The judicial reform package, now being drafted by the Pakistan People's Party, which leads the coalition government, would strip the office of the chief justice of its main power, namely the selection of judges to hear cases, according to two PPP officials, who declined to be identified because they are not authorized to discuss internal deliberations.
It is also likely to involve limiting the term of the chief justice in a way that would entail Chaudhry's retirement soon after he resumes office. There are even suggestions that the appointment of the chief justice be reappraised and a new system introduced that would mean that Chaudhry is no longer the senior-most judge.
"Instead of King Musharraf, we don't want to have King Chaudhry," said a senior PPP official, who declined to be identified because of the sensitivity of the issue. "There's more to the judiciary than one man."
While the PPP, which leads the coalition, is ostensibly opposed to Musharraf, it is also concerned that Chaudhry's record of challenging the executive branch could spell trouble for it. But the People's Party and especially its main partner, Nawaz Sharif's Pakistan Muslim League-N, committed themselves to bring the judges back in their election campaigns. The judicial reforms would take the sting out of fulfilling that pledge but could see the pro-judiciary movement, which commands considerable street power, turned on the newly elected government.

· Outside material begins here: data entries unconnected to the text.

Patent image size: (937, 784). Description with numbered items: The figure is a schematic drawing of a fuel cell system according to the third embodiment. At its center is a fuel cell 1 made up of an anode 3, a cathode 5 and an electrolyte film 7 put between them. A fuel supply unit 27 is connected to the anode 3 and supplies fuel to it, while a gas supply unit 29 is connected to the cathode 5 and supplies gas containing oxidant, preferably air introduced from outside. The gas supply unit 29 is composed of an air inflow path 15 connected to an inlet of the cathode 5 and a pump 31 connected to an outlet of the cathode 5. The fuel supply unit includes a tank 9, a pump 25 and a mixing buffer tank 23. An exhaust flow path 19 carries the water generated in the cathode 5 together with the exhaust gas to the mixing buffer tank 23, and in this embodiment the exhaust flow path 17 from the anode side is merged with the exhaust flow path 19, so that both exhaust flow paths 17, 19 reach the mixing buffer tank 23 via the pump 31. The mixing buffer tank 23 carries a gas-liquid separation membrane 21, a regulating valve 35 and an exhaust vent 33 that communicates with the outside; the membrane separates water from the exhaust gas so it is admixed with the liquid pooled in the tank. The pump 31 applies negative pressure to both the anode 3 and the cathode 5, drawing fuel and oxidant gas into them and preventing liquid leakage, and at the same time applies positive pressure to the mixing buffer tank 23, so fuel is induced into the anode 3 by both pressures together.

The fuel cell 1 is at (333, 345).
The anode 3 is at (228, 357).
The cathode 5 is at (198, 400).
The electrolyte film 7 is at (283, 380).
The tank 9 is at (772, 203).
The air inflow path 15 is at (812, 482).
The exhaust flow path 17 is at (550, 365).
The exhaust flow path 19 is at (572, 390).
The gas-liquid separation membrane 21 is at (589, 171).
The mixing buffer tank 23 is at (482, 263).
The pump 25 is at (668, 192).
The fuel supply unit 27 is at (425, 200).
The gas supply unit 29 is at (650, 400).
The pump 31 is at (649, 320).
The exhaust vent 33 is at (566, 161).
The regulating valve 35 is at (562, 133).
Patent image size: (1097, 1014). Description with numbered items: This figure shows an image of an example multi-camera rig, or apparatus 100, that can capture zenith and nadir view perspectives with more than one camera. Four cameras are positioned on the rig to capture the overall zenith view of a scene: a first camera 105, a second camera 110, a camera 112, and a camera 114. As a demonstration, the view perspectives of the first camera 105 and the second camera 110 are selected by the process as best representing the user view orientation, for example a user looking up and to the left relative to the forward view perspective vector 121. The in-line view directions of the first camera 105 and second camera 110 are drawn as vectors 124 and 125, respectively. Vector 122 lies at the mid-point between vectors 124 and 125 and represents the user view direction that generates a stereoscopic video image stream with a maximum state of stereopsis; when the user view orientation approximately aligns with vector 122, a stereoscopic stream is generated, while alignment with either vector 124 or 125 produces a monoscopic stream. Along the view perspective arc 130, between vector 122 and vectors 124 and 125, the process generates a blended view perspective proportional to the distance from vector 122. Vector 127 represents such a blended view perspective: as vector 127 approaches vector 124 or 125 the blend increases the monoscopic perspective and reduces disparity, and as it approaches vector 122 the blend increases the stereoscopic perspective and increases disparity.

The frenetic pace of US diplomacy in the country, before and after the February 18 election, which delivered a strong anti-Musharrraf verdict, has surprised Pakistanis. Patterson has had multiple meetings with party leaders, while John Negroponte, the Deputy Secretary of State, flew in last month to hold his own talks with the key players.
Athar Minallah, a lawyer who is close to Chaudhry, said that he had been told by contacts in the People's Party and other parties that "tremendous" force from the US was being applied.
"Because of Pervez Musharraf and his obsession with Iftikhar Chaudhry, the US administration is actually pressuring the political leaders," Minallah said.
Washington called for return of democracy after Musharraf suspended the constitution in November, but it never once called for the restoration of the judges removed at the same time.